Las manos mestizas que te alaban

en su destreza te buscan afanosas

sabiendo que en ese ritual diario

se encuentran sus raíces encarnadas.

No importa cuán ardiente te le ofrezcas

así de fácil te reclama, la leña seca

que te da el aliento

y hace de tu reverso su morada.

Reverso oscuro, tu espalda tiznada

mirando a la tierra,         como si le hablara,

y al contar su historia, la lumbre atizara

ese amor ardiente que de ti emana.

No recuerdo el momento en que se dejó de escuchar. Todavía hay ocasiones en que abro los ojos porque me parece oírlo como antaño.

A veces, (bueno, casi a diario), nos mandaban a comprar al molino una bola de pozol, la que después preparábamos con las manos, eso sí, muy limpias.
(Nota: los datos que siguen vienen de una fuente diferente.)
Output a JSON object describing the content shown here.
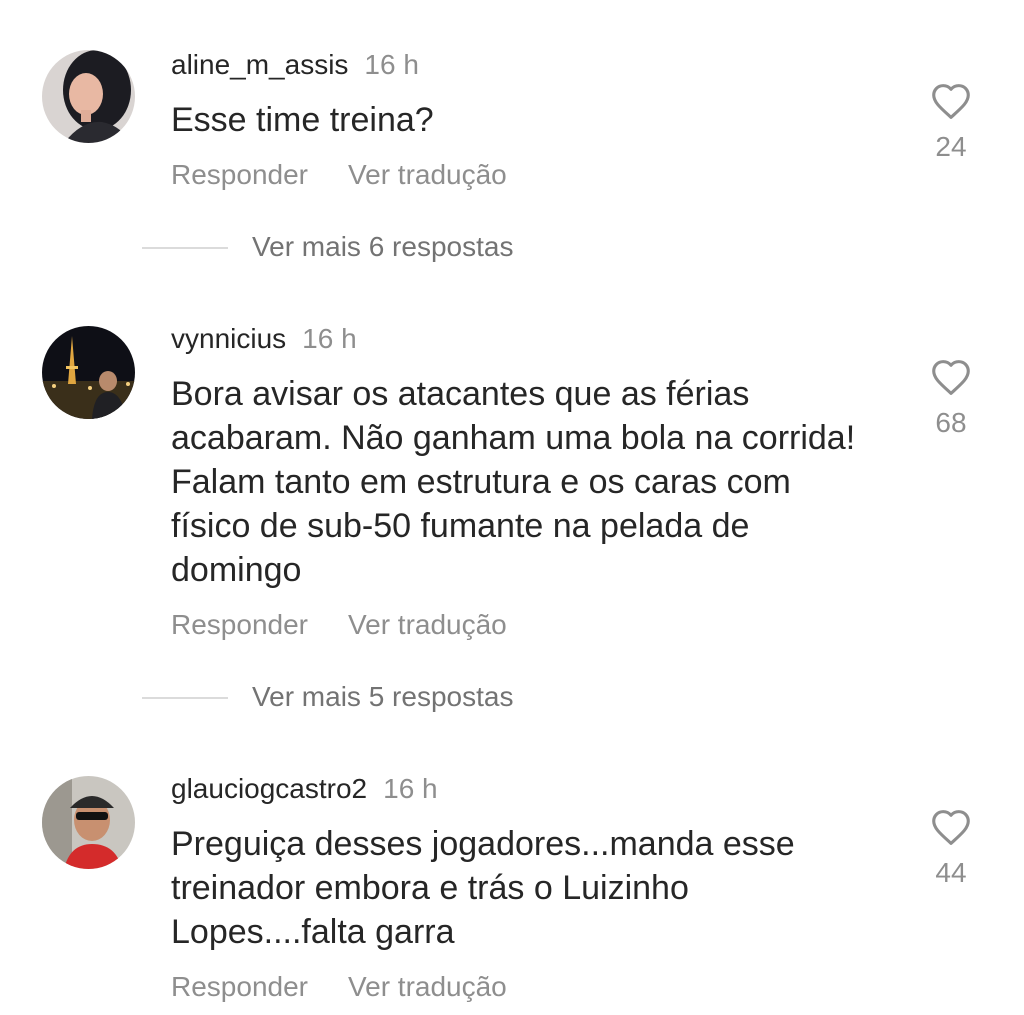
{
  "comments": [
    {
      "username": "aline_m_assis",
      "time": "16 h",
      "text": "Esse time treina?",
      "reply_label": "Responder",
      "translate_label": "Ver tradução",
      "likes": "24",
      "more_replies": "Ver mais 6 respostas",
      "avatar_icon": "profile-photo"
    },
    {
      "username": "vynnicius",
      "time": "16 h",
      "text": "Bora avisar os atacantes que as férias acabaram. Não ganham uma bola na corrida! Falam tanto em estrutura e os caras com físico de sub-50 fumante na pelada de domingo",
      "reply_label": "Responder",
      "translate_label": "Ver tradução",
      "likes": "68",
      "more_replies": "Ver mais 5 respostas",
      "avatar_icon": "profile-photo"
    },
    {
      "username": "glauciogcastro2",
      "time": "16 h",
      "text": "Preguiça desses jogadores...manda esse treinador embora e trás o Luizinho Lopes....falta garra",
      "reply_label": "Responder",
      "translate_label": "Ver tradução",
      "likes": "44",
      "avatar_icon": "profile-photo"
    }
  ],
  "colors": {
    "text_primary": "#262626",
    "text_secondary": "#8e8e8e",
    "divider": "#dbdbdb",
    "background": "#ffffff"
  }
}
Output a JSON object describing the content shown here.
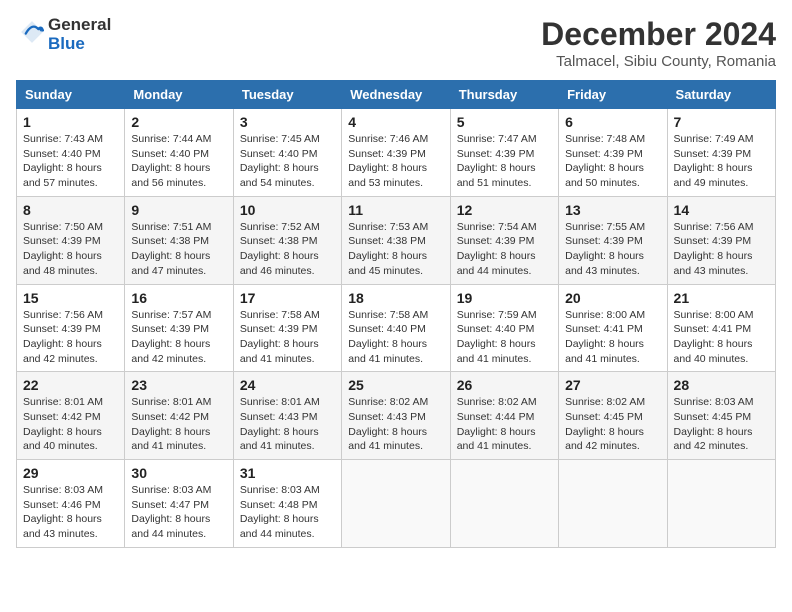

No teníamos licuadora, lo deshacíamos completamente con agua del aljibe, después le poníamos un poco de azúcar y en la misma jícara lo tomábamos. Algunas personas, (sobre todo los señores), no lo endulzaban ponían en su lengua una pizca de sal y mordían un chile mashito o habanero, y bebían un sorbo, repetían la misma acción hasta dejar su jícara vacía. Los campesinos acostumbran llevar a la milpa pozol como bastimento.

También se molía en otra de las máquinas, el cacao; una vez en pasta se entablillaba en pequeñas y delgadas tortitas y se guardaba hasta la hora de batirlo en el molinillo de madera, se preparaba calientito y espumoso, para acompañar las noches frescas con la familia.

Ese era otro ritual, se ponía primero el chocolate quebrado con las manos en cuatro partes simétricas, después se agregaba la leche caliente, leche de a de veras, porque no recuerdo que entonces hubiera tantos tipos como ahora. Enseguida se tomaba entre las palmas el batidor de madera del molinillo y se empezaba a menear con destreza, de lo contrario no saldría espumoso, y no te pintaría los bigotes. Con fuerza, pero con movimiento suave, tendrías que saber en qué momento se subía y se bajaba.

Si hasta parece que estoy escuchando a Mamá Hush, - si no aprendes a batir el chocolate, no encontrarás marido-. A esa edad ni a quien le importe, además pensaba ser Monja.

Lo único por lo que quería aprender el ritual del chocolate era para tomarlo calientito y hacer chuuc mi cocotazo.

Han pasado muchos años desde entonces, salí de mi lugar natal, pero tengo aún en mi memoria lo feliz de mi infancia. A vece visito a la familia, todo ha cambiado, hasta la manera de preparar las tortillas, Se perdió la magia y ahora solamente se compra en la fábrica.